A global search,
one answer.
PART I · THE INTRODUCTION
It began with a cup from a friend.
My name is Craig, and I am the founder of Aureum. I have always moved toward the exceptional, not as a habit of luxury, but as a matter of attention, which brought me to a small kitchen, watching Wonag prepare coffee the way his grandmother had taught him. The jebena was brought out. Three rounds were poured. Abol. Tona. Baraka. By the end of the third cup, I realized that my perspective about coffee had permanently changed.
"Yaya told me that in Ethiopia, when someone offers you coffee, they are offering you their afternoon. Tarajani said his mother would not pour the second cup until she was certain her guest was truly present. Not checking their phone. Present. I thought about how the simple expectation of “presence” has been downplayed by our “modern” society and replaced by just being in the room."
THE FOUNDER · AUREUM COFFEEPART II · THE SEARCH · FIVE COUNTRIES · TWO YEARS
Costa Rica. Mexico. Kona. Bali. Thailand.
I spent three years travelling to the world's most celebrated coffee origins. The Tarrazu rainforest of Costa Rica. The volcanic belt of Kona. The Kopi Luwak of Ubud, Bali and the Black Ivory of Thailand's Chiang Rai. All extraordinary. All worth the journey. None of them had the answer to truly great coffee. The search did not end with Ethiopia… it confirmed it.
PART III · THE DECISION
If Ethiopian culture produces this amazing coffee, the world should know Yirgacheffe:
Not as an import. Not as a novelty. But, as the gold standard it has always been. Aureum is the attempt to share the feeling of being someone worth spending the afternoon with. The feeling of being given the second cup and being present.
THE PEOPLE WHO STARTED IT ALL
Wonag grew up in a household where the coffee ceremony was not a ritual saved for guests, it was simply how the day began. He learned it from his grandmother, who had learned it from hers. When he prepared the jebena that first evening, he did it the same way he always had: unhurried, attentive, without ceremony about the ceremony itself. He roasted the beans fresh over the flame, let the smoke fill the room, and handed over the first small cup without a word of explanation. He did not need to explain. The cup said everything.
Ibrahim is the kind of person who says something that is truly philosophical and then moves on, leaving you to sit with it. After the third cup that evening, he looked at us and said quietly: “Now you understand what coffee is supposed to be.” He did not ask if they had enjoyed it. He simply stated what he already knew to be true, the way you state that the sun rose this morning. Ibrahim has been right about this, and about many things, every time since.
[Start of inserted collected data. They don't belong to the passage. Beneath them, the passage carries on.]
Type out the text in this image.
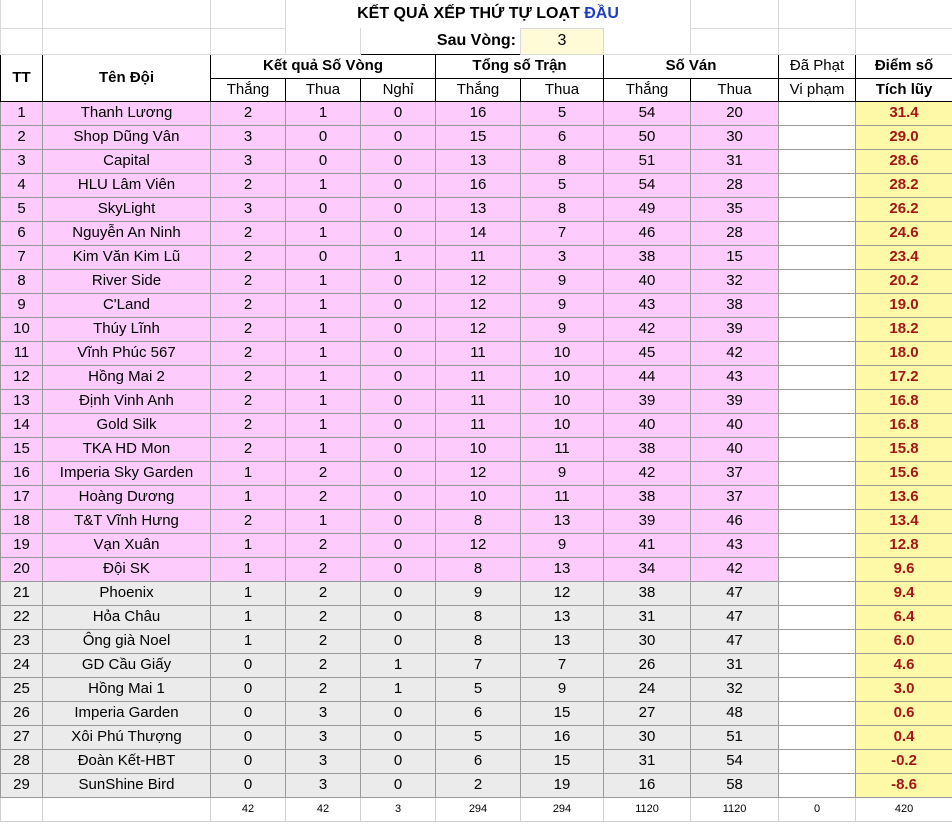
			KẾT QUẢ XẾP THỨ TỰ LOẠT ĐẦU							
				Sau Vòng:		3				
TT	Tên Đội	Kết quả Số Vòng			Tổng số Trận		Số Ván		Đã Phạt	Điểm số
		Thắng	Thua	Nghỉ	Thắng	Thua	Thắng	Thua	Vi phạm	Tích lũy
1	Thanh Lương	2	1	0	16	5	54	20		31.4
2	Shop Dũng Vân	3	0	0	15	6	50	30		29.0
3	Capital	3	0	0	13	8	51	31		28.6
4	HLU Lâm Viên	2	1	0	16	5	54	28		28.2
5	SkyLight	3	0	0	13	8	49	35		26.2
6	Nguyễn An Ninh	2	1	0	14	7	46	28		24.6
7	Kim Văn Kim Lũ	2	0	1	11	3	38	15		23.4
8	River Side	2	1	0	12	9	40	32		20.2
9	C'Land	2	1	0	12	9	43	38		19.0
10	Thúy Lĩnh	2	1	0	12	9	42	39		18.2
11	Vĩnh Phúc 567	2	1	0	11	10	45	42		18.0
12	Hồng Mai 2	2	1	0	11	10	44	43		17.2
13	Định Vinh Anh	2	1	0	11	10	39	39		16.8
14	Gold Silk	2	1	0	11	10	40	40		16.8
15	TKA HD Mon	2	1	0	10	11	38	40		15.8
16	Imperia Sky Garden	1	2	0	12	9	42	37		15.6
17	Hoàng Dương	1	2	0	10	11	38	37		13.6
18	T&T Vĩnh Hưng	2	1	0	8	13	39	46		13.4
19	Vạn Xuân	1	2	0	12	9	41	43		12.8
20	Đội SK	1	2	0	8	13	34	42		9.6
21	Phoenix	1	2	0	9	12	38	47		9.4
22	Hỏa Châu	1	2	0	8	13	31	47		6.4
23	Ông già Noel	1	2	0	8	13	30	47		6.0
24	GD Cầu Giấy	0	2	1	7	7	26	31		4.6
25	Hồng Mai 1	0	2	1	5	9	24	32		3.0
26	Imperia Garden	0	3	0	6	15	27	48		0.6
27	Xôi Phú Thượng	0	3	0	5	16	30	51		0.4
28	Đoàn Kết-HBT	0	3	0	6	15	31	54		-0.2
29	SunShine Bird	0	3	0	2	19	16	58		-8.6
		42	42	3	294	294	1120	1120	0	420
At some point in the evening, Yaya set down his cup and said something I have never forgotten: “When someone offers you coffee here, they are offering you their afternoon.” He meant it literally. The ceremony takes time, the roasting, the grinding, the three separate pours of Abol, Tona, and Baraka. To offer it is to give your hours freely, without condition. Yaya understood, better than most, that this kind of generosity is not a small thing. It is, in fact, the whole point.
Tarajani told us about his mother near the end of the night. She had a rule, he said, that she kept without exception: she would not pour the second cup until she was certain her guest was truly present. Not politely present. Truly there, unhurried, undistracted, returned to themselves. Aureum exists, in the most direct sense, because of that rule. It is what we are trying to give you in every bag. Not just coffee. The invitation to be present for it.